If testing for membership in the set is unreliable, but testing for non-membership in the set works every time, then why can't you simply invert the boolean for the non-membership test and call that a membership test?

E.g., if it's not not in the group, then it's in the group...

1 comments

If you want to invert the boolean check, then you need to invert the input space as well, which is not possible.

For example, consider a Bloom filter checking the availability of a username during sign up. If you want an inverse Bloom filter that checks if it is not not in the group, then you need to load it with all possible usernames.

Makes sense. OP's link is interactive enough that I was beginning to see that, though couldn't articulate it. Thanks!
If I was going to explain a bloom filter like you're 5... a bloom filter is like a savant who never forgets a face -- maybe he's got a job in passport control in Arstotzka -- if you show him someone's face or picture once, he'll never forget it: if any time later you show him the same picture and ask him "have you seen this face before?" he'll say "yes" without fail. If he replies "no way", you can be 100% sure he's never seen it. But his memory isn't photographic: he confuses people's faces after a while, recognizing faces he's never seen, and that becomes worse the more people he's seen. So to be safe he doesn't reply just "yes" but "hmm, I guess so".

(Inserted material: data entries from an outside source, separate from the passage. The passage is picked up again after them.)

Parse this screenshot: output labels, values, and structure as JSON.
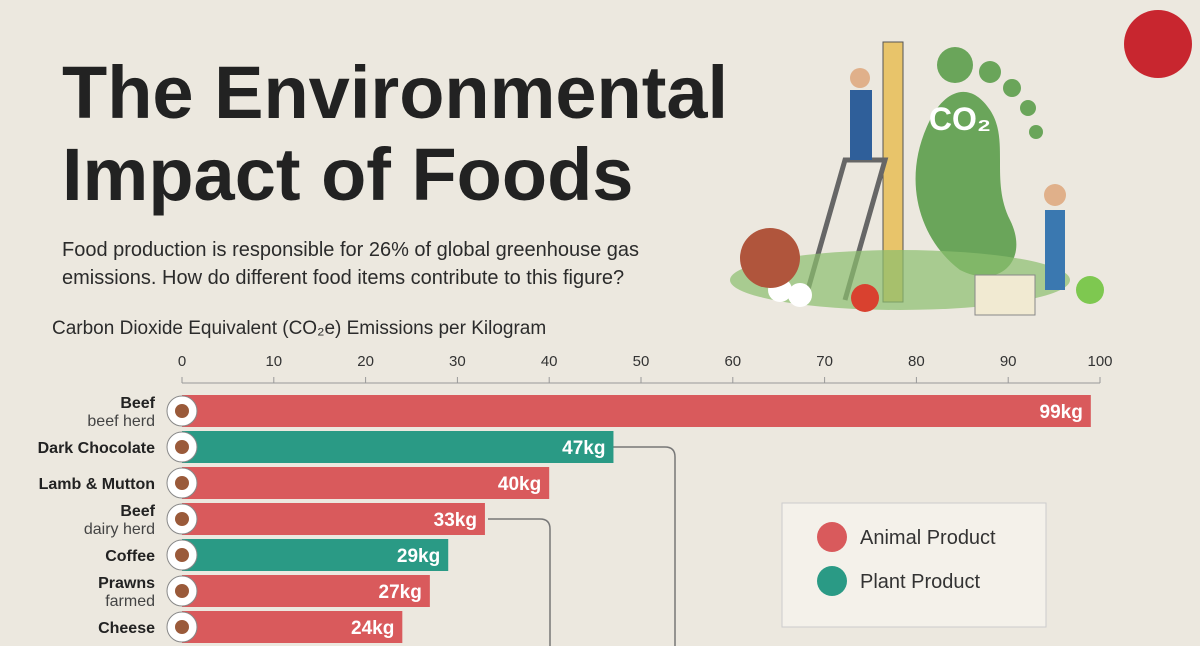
{
  "chart_data": {
    "type": "bar",
    "orientation": "horizontal",
    "title_lines": [
      "The Environmental",
      "Impact of Foods"
    ],
    "subtitle": "Food production is responsible for 26% of global greenhouse gas emissions. How do different food items contribute to this figure?",
    "x_axis_title": "Carbon Dioxide Equivalent (CO₂e) Emissions per Kilogram",
    "illustration_label": "CO₂",
    "categories": [
      "Beef",
      "Dark Chocolate",
      "Lamb & Mutton",
      "Beef",
      "Coffee",
      "Prawns",
      "Cheese"
    ],
    "category_notes": [
      "beef herd",
      null,
      null,
      "dairy herd",
      null,
      "farmed",
      null
    ],
    "series": [
      {
        "name": "Animal Product",
        "color": "#d95a5c",
        "values": [
          99,
          null,
          40,
          33,
          null,
          27,
          24
        ],
        "value_labels": [
          "99kg",
          null,
          "40kg",
          "33kg",
          null,
          "27kg",
          "24kg"
        ]
      },
      {
        "name": "Plant Product",
        "color": "#2a9a85",
        "values": [
          null,
          47,
          null,
          null,
          29,
          null,
          null
        ],
        "value_labels": [
          null,
          "47kg",
          null,
          null,
          "29kg",
          null,
          null
        ]
      }
    ],
    "xlim": [
      0,
      100
    ],
    "xticks": [
      0,
      10,
      20,
      30,
      40,
      50,
      60,
      70,
      80,
      90,
      100
    ]
  }
}
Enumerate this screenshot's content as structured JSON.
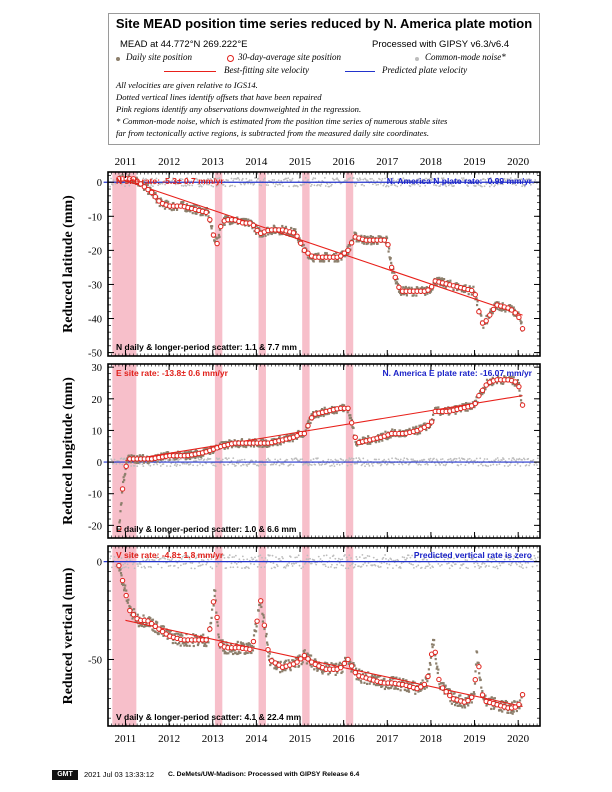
{
  "header": {
    "title": "Site MEAD position time series reduced by N. America plate motion",
    "site_coords": "MEAD at 44.772°N 269.222°E",
    "processing": "Processed with GIPSY v6.3/v6.4",
    "legend": {
      "daily": "Daily site position",
      "avg30": "30-day-average site position",
      "cmn": "Common-mode noise*",
      "best_fit": "Best-fitting site velocity",
      "predicted": "Predicted plate velocity"
    },
    "notes": [
      "All velocities are given relative to IGS14.",
      "Dotted vertical lines identify offsets that have been repaired",
      "Pink regions identify any observations downweighted in the regression.",
      "* Common-mode noise, which is estimated from the position time series of numerous stable sites",
      "far from tectonically active regions, is subtracted from the measured daily site coordinates."
    ]
  },
  "colors": {
    "daily": "#8c7f6c",
    "avg_ring": "#e0201a",
    "fit": "#e8201a",
    "plate": "#2233cc",
    "cmn": "#bdbdbd",
    "pink": "#f7bfca",
    "rate_red": "#e0201a",
    "rate_blue": "#1a22c8"
  },
  "chart_data": [
    {
      "type": "scatter",
      "component": "N",
      "ylabel": "Reduced latitude (mm)",
      "site_rate": "N site rate:  -5.3± 0.7 mm/yr",
      "plate_rate": "N. America N plate rate:  -0.99 mm/yr",
      "scatter": "N daily & longer-period scatter:   1.1 &   7.7 mm",
      "ylim": [
        -51,
        3
      ],
      "yticks": [
        -50,
        -40,
        -30,
        -20,
        -10,
        0
      ],
      "series_x": [
        2010.85,
        2011.2,
        2011.4,
        2011.6,
        2011.8,
        2012.0,
        2012.1,
        2012.3,
        2012.6,
        2012.9,
        2013.0,
        2013.1,
        2013.2,
        2013.3,
        2013.5,
        2013.7,
        2013.9,
        2014.0,
        2014.1,
        2014.3,
        2014.6,
        2014.9,
        2015.1,
        2015.3,
        2015.6,
        2015.9,
        2016.1,
        2016.25,
        2016.5,
        2016.9,
        2017.0,
        2017.1,
        2017.3,
        2017.6,
        2017.9,
        2018.0,
        2018.1,
        2018.4,
        2018.7,
        2019.0,
        2019.1,
        2019.2,
        2019.5,
        2019.8,
        2020.0,
        2020.1
      ],
      "series_y": [
        1,
        1,
        -1,
        -3,
        -6,
        -7,
        -7,
        -7,
        -8,
        -9,
        -15,
        -18,
        -12,
        -11,
        -11,
        -12,
        -12,
        -14,
        -15,
        -14,
        -14,
        -15,
        -20,
        -22,
        -22,
        -22,
        -20,
        -16,
        -17,
        -17,
        -17,
        -25,
        -32,
        -32,
        -32,
        -31,
        -29,
        -30,
        -31,
        -32,
        -38,
        -42,
        -36,
        -37,
        -39,
        -43
      ],
      "fit": {
        "x": [
          2011.0,
          2020.1
        ],
        "y": [
          0.5,
          -39
        ]
      },
      "plate": {
        "x": [
          2010.5,
          2020.5
        ],
        "y": [
          0,
          0
        ]
      }
    },
    {
      "type": "scatter",
      "component": "E",
      "ylabel": "Reduced longitude (mm)",
      "site_rate": "E site rate:  -13.8± 0.6 mm/yr",
      "plate_rate": "N. America E plate rate:  -16.07 mm/yr",
      "scatter": "E daily & longer-period scatter:   1.0 &   6.6 mm",
      "ylim": [
        -24,
        31
      ],
      "yticks": [
        -20,
        -10,
        0,
        10,
        20,
        30
      ],
      "series_x": [
        2010.85,
        2010.95,
        2011.05,
        2011.3,
        2011.6,
        2012.0,
        2012.4,
        2012.8,
        2013.0,
        2013.2,
        2013.5,
        2013.8,
        2014.0,
        2014.3,
        2014.6,
        2014.9,
        2015.0,
        2015.1,
        2015.3,
        2015.6,
        2015.9,
        2016.1,
        2016.3,
        2016.6,
        2016.9,
        2017.1,
        2017.4,
        2017.7,
        2018.0,
        2018.1,
        2018.4,
        2018.7,
        2019.0,
        2019.1,
        2019.3,
        2019.5,
        2019.8,
        2020.0,
        2020.1
      ],
      "series_y": [
        -21,
        -6,
        1,
        1,
        1,
        2,
        2,
        3,
        4,
        5,
        6,
        6,
        6,
        6,
        7,
        8,
        9,
        9,
        15,
        16,
        17,
        17,
        6,
        7,
        8,
        9,
        9,
        10,
        12,
        16,
        16,
        17,
        18,
        21,
        25,
        26,
        26,
        25,
        18
      ],
      "fit": {
        "x": [
          2011.0,
          2020.1
        ],
        "y": [
          0.5,
          21
        ]
      },
      "plate": {
        "x": [
          2010.5,
          2020.5
        ],
        "y": [
          0,
          0
        ]
      }
    },
    {
      "type": "scatter",
      "component": "V",
      "ylabel": "Reduced vertical (mm)",
      "site_rate": "V site rate:  -4.8± 1.8 mm/yr",
      "plate_rate": "Predicted vertical rate is zero",
      "scatter": "V daily & longer-period scatter:   4.1 &  22.4 mm",
      "ylim": [
        -84,
        8
      ],
      "yticks": [
        -50,
        0
      ],
      "series_x": [
        2010.85,
        2011.1,
        2011.3,
        2011.5,
        2011.8,
        2012.0,
        2012.3,
        2012.6,
        2012.9,
        2013.05,
        2013.15,
        2013.3,
        2013.6,
        2013.9,
        2014.1,
        2014.3,
        2014.6,
        2014.9,
        2015.1,
        2015.3,
        2015.6,
        2015.9,
        2016.1,
        2016.3,
        2016.6,
        2016.9,
        2017.1,
        2017.4,
        2017.7,
        2017.9,
        2018.0,
        2018.05,
        2018.2,
        2018.5,
        2018.8,
        2019.0,
        2019.05,
        2019.2,
        2019.5,
        2019.8,
        2020.0,
        2020.1
      ],
      "series_y": [
        -2,
        -25,
        -30,
        -30,
        -35,
        -38,
        -40,
        -40,
        -40,
        -15,
        -42,
        -44,
        -44,
        -45,
        -20,
        -50,
        -54,
        -52,
        -48,
        -52,
        -55,
        -55,
        -50,
        -58,
        -60,
        -62,
        -62,
        -63,
        -65,
        -62,
        -52,
        -38,
        -63,
        -70,
        -72,
        -68,
        -45,
        -71,
        -73,
        -75,
        -74,
        -68
      ],
      "fit": {
        "x": [
          2011.0,
          2020.1
        ],
        "y": [
          -30,
          -74
        ]
      },
      "plate": {
        "x": [
          2010.5,
          2020.5
        ],
        "y": [
          0,
          0
        ]
      }
    }
  ],
  "xaxis": {
    "range": [
      2010.6,
      2020.5
    ],
    "ticks": [
      "2011",
      "2012",
      "2013",
      "2014",
      "2015",
      "2016",
      "2017",
      "2018",
      "2019",
      "2020"
    ]
  },
  "pink_regions": [
    [
      2010.7,
      2011.25
    ],
    [
      2013.05,
      2013.22
    ],
    [
      2014.05,
      2014.22
    ],
    [
      2015.05,
      2015.22
    ],
    [
      2016.05,
      2016.22
    ]
  ],
  "footer": {
    "logo": "GMT",
    "timestamp": "2021 Jul 03 13:33:12",
    "credit": "C. DeMets/UW-Madison: Processed with GIPSY Release 6.4"
  }
}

In computing terms the interface has 2 methods:

- takeALookAtThisFace(x)

- yaSeenThisFaceBefore?(x) which returns either "no way" or "hmm, I guess so".

"no way" means P(x is a member) = 0. Its negation is not "hell yes" (P(x is a member) = 1), it's "maybe" (P(x is a member) > 0).

Thanks for this explanation it was really helpful!
Glad to help. But I noticed the analogy is a bit flawed; testing for membership does not add anything to the set, but the analogy might imply asking yaSeenThisFaceBefore(x) will make the savant remember x. I should change the story and the 2 functions to "remember this terrorist" and "is this a terrorist?" or something like that.